En una guerra infinita a través del tiempo, el espacio y los posibles universos, dos guerreras de bandos enfrentados, Roja y Azul, intercambian cartas de las maneras más extravagantes posibles mientras establecen una curiosa relación más allá de su enfrentamiento cotidiano.
La idea está muy bien, ese mundo que se adivina entre dos facciones enfrentadas (y que recuerdan a las serpientes y las arañas de la guerra del tiempo de Leiber) basadas en dos tipos de ver el mundo y que van cambiando planetas e incluso universos.
Pero el desarrollo se me antoja un poco infantil, vamos a ver, no digo que se entrampen en los engaños dentro de engaños de Dune que llegan a cansar, pero un poquito de complejidad hubiera venido bien. Porque la facilidad con la que trabajan a espaldas de sus respectivos bandos y lo rápido que establecen confianza me resultaron un poco increíbles.
No está mal.
Deambula por el osario en el que se ha transformado el campo del que ha salido victoriosa en busca de las semillas de su derrota.

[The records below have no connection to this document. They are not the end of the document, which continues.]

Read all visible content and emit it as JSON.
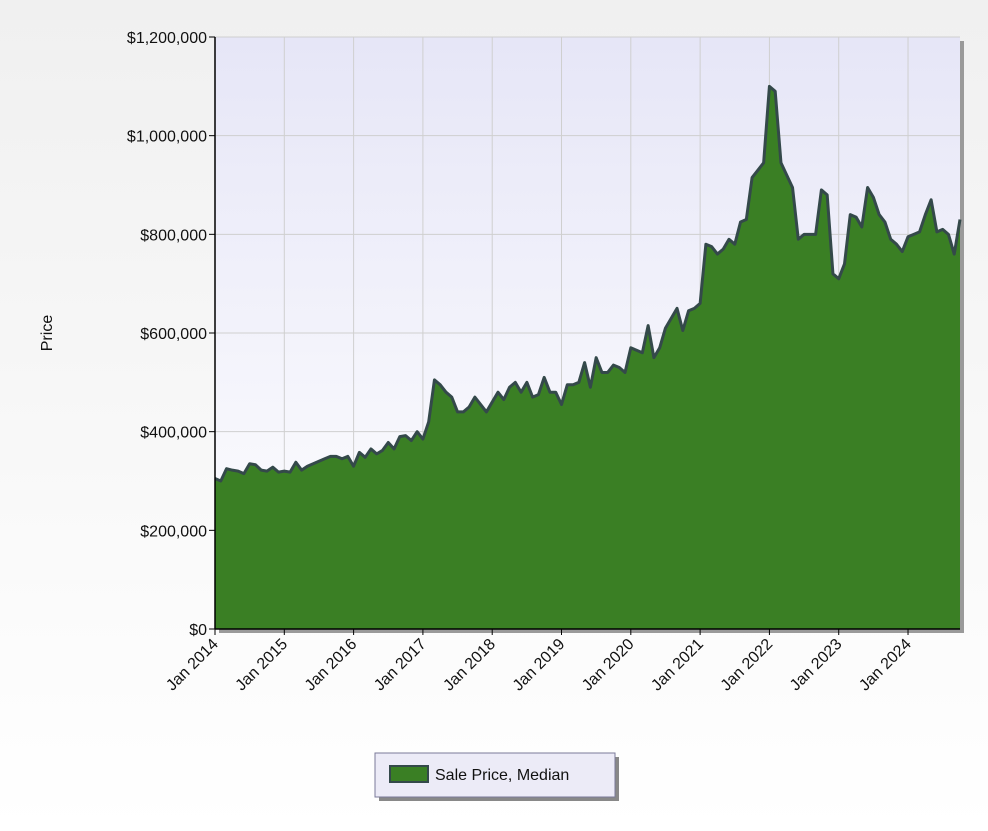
{
  "chart_data": {
    "type": "area",
    "y_label": "Price",
    "x": [
      "Jan 2014",
      "Feb 2014",
      "Mar 2014",
      "Apr 2014",
      "May 2014",
      "Jun 2014",
      "Jul 2014",
      "Aug 2014",
      "Sep 2014",
      "Oct 2014",
      "Nov 2014",
      "Dec 2014",
      "Jan 2015",
      "Feb 2015",
      "Mar 2015",
      "Apr 2015",
      "May 2015",
      "Jun 2015",
      "Jul 2015",
      "Aug 2015",
      "Sep 2015",
      "Oct 2015",
      "Nov 2015",
      "Dec 2015",
      "Jan 2016",
      "Feb 2016",
      "Mar 2016",
      "Apr 2016",
      "May 2016",
      "Jun 2016",
      "Jul 2016",
      "Aug 2016",
      "Sep 2016",
      "Oct 2016",
      "Nov 2016",
      "Dec 2016",
      "Jan 2017",
      "Feb 2017",
      "Mar 2017",
      "Apr 2017",
      "May 2017",
      "Jun 2017",
      "Jul 2017",
      "Aug 2017",
      "Sep 2017",
      "Oct 2017",
      "Nov 2017",
      "Dec 2017",
      "Jan 2018",
      "Feb 2018",
      "Mar 2018",
      "Apr 2018",
      "May 2018",
      "Jun 2018",
      "Jul 2018",
      "Aug 2018",
      "Sep 2018",
      "Oct 2018",
      "Nov 2018",
      "Dec 2018",
      "Jan 2019",
      "Feb 2019",
      "Mar 2019",
      "Apr 2019",
      "May 2019",
      "Jun 2019",
      "Jul 2019",
      "Aug 2019",
      "Sep 2019",
      "Oct 2019",
      "Nov 2019",
      "Dec 2019",
      "Jan 2020",
      "Feb 2020",
      "Mar 2020",
      "Apr 2020",
      "May 2020",
      "Jun 2020",
      "Jul 2020",
      "Aug 2020",
      "Sep 2020",
      "Oct 2020",
      "Nov 2020",
      "Dec 2020",
      "Jan 2021",
      "Feb 2021",
      "Mar 2021",
      "Apr 2021",
      "May 2021",
      "Jun 2021",
      "Jul 2021",
      "Aug 2021",
      "Sep 2021",
      "Oct 2021",
      "Nov 2021",
      "Dec 2021",
      "Jan 2022",
      "Feb 2022",
      "Mar 2022",
      "Apr 2022",
      "May 2022",
      "Jun 2022",
      "Jul 2022",
      "Aug 2022",
      "Sep 2022",
      "Oct 2022",
      "Nov 2022",
      "Dec 2022",
      "Jan 2023",
      "Feb 2023",
      "Mar 2023",
      "Apr 2023",
      "May 2023",
      "Jun 2023",
      "Jul 2023",
      "Aug 2023",
      "Sep 2023",
      "Oct 2023",
      "Nov 2023",
      "Dec 2023",
      "Jan 2024",
      "Feb 2024",
      "Mar 2024",
      "Apr 2024",
      "May 2024",
      "Jun 2024",
      "Jul 2024",
      "Aug 2024",
      "Sep 2024",
      "Oct 2024"
    ],
    "series": [
      {
        "name": "Sale Price, Median",
        "color": "#3a7f24",
        "values": [
          305000,
          300000,
          325000,
          322000,
          320000,
          315000,
          335000,
          333000,
          322000,
          320000,
          328000,
          318000,
          320000,
          318000,
          338000,
          322000,
          330000,
          335000,
          340000,
          345000,
          350000,
          350000,
          345000,
          350000,
          330000,
          358000,
          348000,
          365000,
          355000,
          362000,
          378000,
          365000,
          390000,
          392000,
          382000,
          400000,
          385000,
          420000,
          505000,
          495000,
          480000,
          470000,
          440000,
          440000,
          450000,
          470000,
          455000,
          440000,
          460000,
          480000,
          465000,
          490000,
          500000,
          480000,
          500000,
          470000,
          475000,
          510000,
          480000,
          480000,
          455000,
          495000,
          495000,
          500000,
          540000,
          490000,
          550000,
          520000,
          520000,
          535000,
          530000,
          520000,
          570000,
          565000,
          560000,
          615000,
          550000,
          570000,
          610000,
          630000,
          650000,
          605000,
          645000,
          650000,
          660000,
          780000,
          775000,
          760000,
          770000,
          790000,
          780000,
          825000,
          830000,
          915000,
          930000,
          945000,
          1100000,
          1090000,
          945000,
          920000,
          895000,
          790000,
          800000,
          800000,
          800000,
          890000,
          880000,
          720000,
          710000,
          740000,
          840000,
          835000,
          815000,
          895000,
          875000,
          840000,
          825000,
          790000,
          780000,
          765000,
          795000,
          800000,
          805000,
          840000,
          870000,
          805000,
          810000,
          800000,
          760000,
          830000
        ]
      }
    ],
    "xticks": [
      "Jan 2014",
      "Jan 2015",
      "Jan 2016",
      "Jan 2017",
      "Jan 2018",
      "Jan 2019",
      "Jan 2020",
      "Jan 2021",
      "Jan 2022",
      "Jan 2023",
      "Jan 2024"
    ],
    "ylim": [
      0,
      1200000
    ],
    "yticks": [
      {
        "value": 0,
        "label": "$0"
      },
      {
        "value": 200000,
        "label": "$200,000"
      },
      {
        "value": 400000,
        "label": "$400,000"
      },
      {
        "value": 600000,
        "label": "$600,000"
      },
      {
        "value": 800000,
        "label": "$800,000"
      },
      {
        "value": 1000000,
        "label": "$1,000,000"
      },
      {
        "value": 1200000,
        "label": "$1,200,000"
      }
    ],
    "grid": true,
    "legend": "bottom"
  }
}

Un temblor sacude el suelo, que no merece el nombre de tierra. El planeta se muere. Los grillos cantan. Los grillos sobreviven, de momento, entre las naves caídas y los cuerpos destrozados que cubren la llanura en descomposición. El musgo plateado devora el acero y las violetas ahogan los cañones inservibles. Si el planeta sobreviviera lo suficiente, las viñas que brotan de las bocas de los cadáveres darían fruto.

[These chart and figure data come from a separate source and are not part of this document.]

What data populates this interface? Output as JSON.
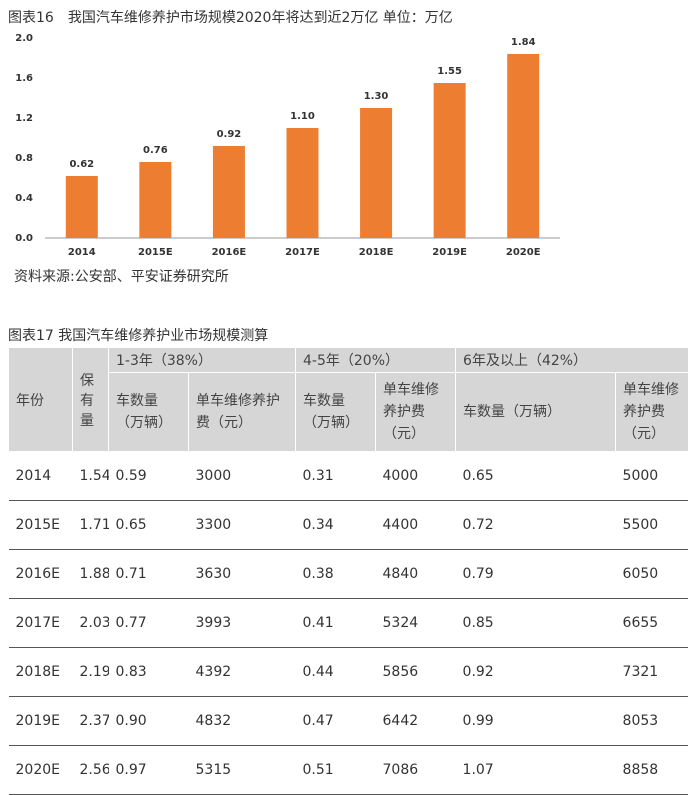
{
  "chart_data": {
    "type": "bar",
    "title": "图表16　我国汽车维修养护市场规模2020年将达到近2万亿  单位：万亿",
    "categories": [
      "2014",
      "2015E",
      "2016E",
      "2017E",
      "2018E",
      "2019E",
      "2020E"
    ],
    "values": [
      0.62,
      0.76,
      0.92,
      1.1,
      1.3,
      1.55,
      1.84
    ],
    "value_labels": [
      "0.62",
      "0.76",
      "0.92",
      "1.10",
      "1.30",
      "1.55",
      "1.84"
    ],
    "color": "#ed7d31",
    "ylim": [
      0,
      2
    ],
    "yticks": [
      {
        "value": 0,
        "label": "0.0"
      },
      {
        "value": 0.4,
        "label": "0.4"
      },
      {
        "value": 0.8,
        "label": "0.8"
      },
      {
        "value": 1.2,
        "label": "1.2"
      },
      {
        "value": 1.6,
        "label": "1.6"
      },
      {
        "value": 2,
        "label": "2.0"
      }
    ],
    "grid": false,
    "source": "资料来源:公安部、平安证券研究所"
  },
  "table": {
    "title": "图表17 我国汽车维修养护业市场规模测算",
    "groups": [
      "1-3年（38%）",
      "4-5年（20%）",
      "6年及以上（42%）"
    ],
    "header": [
      "年份",
      "保有量",
      "车数量（万辆）",
      "单车维修养护费（元）",
      "车数量（万辆）",
      "单车维修养护费（元）",
      "车数量（万辆）",
      "单车维修养护费（元）"
    ],
    "rows": [
      [
        "2014",
        "1.54",
        "0.59",
        "3000",
        "0.31",
        "4000",
        "0.65",
        "5000"
      ],
      [
        "2015E",
        "1.71",
        "0.65",
        "3300",
        "0.34",
        "4400",
        "0.72",
        "5500"
      ],
      [
        "2016E",
        "1.88",
        "0.71",
        "3630",
        "0.38",
        "4840",
        "0.79",
        "6050"
      ],
      [
        "2017E",
        "2.03",
        "0.77",
        "3993",
        "0.41",
        "5324",
        "0.85",
        "6655"
      ],
      [
        "2018E",
        "2.19",
        "0.83",
        "4392",
        "0.44",
        "5856",
        "0.92",
        "7321"
      ],
      [
        "2019E",
        "2.37",
        "0.90",
        "4832",
        "0.47",
        "6442",
        "0.99",
        "8053"
      ],
      [
        "2020E",
        "2.56",
        "0.97",
        "5315",
        "0.51",
        "7086",
        "1.07",
        "8858"
      ]
    ]
  }
}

No sobrevivirá, ni las viñas darán fruto.
Encuentra la carta sobre una superficie de terreno carbonizado.
No debería estar aquí. Aquí debería haber cadáveres apilados entre los restos de los naufragios de unas naves que un día surcaron el firmamento. Debería haber la muerte, el polvo y la sangre que distinguen una operación exitosa. Debería haber lunas desintegrándose en el cielo y naves en llamas orbitando el planeta.

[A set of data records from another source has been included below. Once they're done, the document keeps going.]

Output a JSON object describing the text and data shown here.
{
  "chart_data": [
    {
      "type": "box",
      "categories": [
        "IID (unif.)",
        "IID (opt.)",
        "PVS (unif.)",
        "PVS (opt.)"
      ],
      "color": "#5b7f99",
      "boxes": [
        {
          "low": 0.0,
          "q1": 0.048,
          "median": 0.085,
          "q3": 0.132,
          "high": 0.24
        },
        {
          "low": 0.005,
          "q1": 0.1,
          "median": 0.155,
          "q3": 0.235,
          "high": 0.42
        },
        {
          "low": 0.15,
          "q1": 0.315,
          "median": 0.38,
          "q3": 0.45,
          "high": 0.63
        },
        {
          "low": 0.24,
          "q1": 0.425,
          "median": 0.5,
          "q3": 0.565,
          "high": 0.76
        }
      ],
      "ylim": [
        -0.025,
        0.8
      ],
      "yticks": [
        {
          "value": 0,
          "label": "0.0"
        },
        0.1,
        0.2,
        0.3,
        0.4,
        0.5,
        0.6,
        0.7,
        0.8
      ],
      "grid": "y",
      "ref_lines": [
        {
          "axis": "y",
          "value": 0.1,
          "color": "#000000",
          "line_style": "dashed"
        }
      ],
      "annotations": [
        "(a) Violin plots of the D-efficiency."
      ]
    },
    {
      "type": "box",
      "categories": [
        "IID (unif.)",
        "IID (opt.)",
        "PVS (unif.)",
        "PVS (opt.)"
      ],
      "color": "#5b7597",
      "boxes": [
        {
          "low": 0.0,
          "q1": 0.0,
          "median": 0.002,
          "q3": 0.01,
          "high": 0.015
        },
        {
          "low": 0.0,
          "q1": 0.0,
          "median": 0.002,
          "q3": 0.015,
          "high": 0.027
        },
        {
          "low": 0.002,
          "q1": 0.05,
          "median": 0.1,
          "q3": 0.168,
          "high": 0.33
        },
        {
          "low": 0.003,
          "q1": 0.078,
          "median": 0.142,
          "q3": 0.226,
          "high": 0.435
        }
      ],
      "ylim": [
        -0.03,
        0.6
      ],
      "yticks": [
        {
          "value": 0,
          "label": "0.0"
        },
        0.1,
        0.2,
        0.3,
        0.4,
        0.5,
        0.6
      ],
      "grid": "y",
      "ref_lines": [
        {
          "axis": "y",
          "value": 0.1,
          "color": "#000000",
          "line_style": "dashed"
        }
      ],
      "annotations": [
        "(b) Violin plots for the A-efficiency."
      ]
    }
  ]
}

No debería haber una hoja de papel de color crema, inmaculado salvo por una única línea manuscrita con una caligrafía alargada e inclinada: Quemar antes de leer.
A Roja le gusta sentir. Es un fetiche. Ahora siente miedo. Y emoción.
Tenía razón.
Busca entre las sombras a su cazadora, su presa. Escucha en busca de infrasonidos y ultrasonidos. Anhela el contacto, una nueva batalla más digna, pero está sola con los cadáveres, los restos del naufragio y la carta que le ha dejado la enemiga.
Es una trampa, por supuesto.
Las viñas se enroscan a través de las cuencas de los ojos de los cadáveres y se retuercen más allá de los ojos de buey hechos añicos de las naves. Fragmentos de óxido caen del cielo como copos de nieve. El metal se tensa, cruje y se rompe.
Es una trampa. El veneno sería un recurso muy fácil, pero no huele ninguno. Quizá se trate de un virus nervioso para subvertir sus pensamientos, para inducirle una reacción determinada o, sencillamente, para convertirla en sospechosa a los ojos de su Comandante. Si lee esta carta quizá la grabarán, la delatarán o la chantajearán para utilizarla como agente doble. El enemigo es insidioso. Aunque solo se trate del gambito que da inicio a una larga partida, leerla supondría arriesgarse a convertirse en el blanco de la ira de la Comandante si la descubre, arriesgarse a parecer una traidora pese a su férrea lealtad.
La jugada más inteligente y prudente sería marcharse. Pero la carta es un guante que le han lanzado, y Roja no lo puede ignorar.
Encuentra un encendedor en el bolsillo de un soldado muerto. La llama se refleja en el fondo de los ojos. Saltan chispas, caen cenizas y en el papel toma forma un texto con la misma letra inclinada.
La boca de Roja se curva: una mueca burlona, una máscara, la sonrisa de una cazadora.
La carta le quema los dedos mientras se materializa la firma. Deja caer las cenizas del papel.
Roja se marcha al terminar, habiendo a la vez cumplido la misión y fracasado, y desciende por el hilo hacia su hogar, hacia el futuro trenzado que su Agencia perfila y custodia. No deja rastro alguno de su presencia aparte de cenizas, ruinas y millones de muertos.
El planeta espera su fin. Las viñas sobreviven, ciertamente, y también los grillos, pero no queda nadie que pueda verlos, salvo las calaveras.
Aparecen nubes de lluvia amenazadoras. Un relámpago estalla y el campo de batalla se vuelve monocromo. Un trueno ruge. Durante la noche, si el planeta sobrevive hasta entonces, la lluvia resbalará sobre el cristal que un día fue su superficie.
Las cenizas de la carta se consumen.
La sombra de una nave de combate destrozada se encoge. El espacio vacío se llena.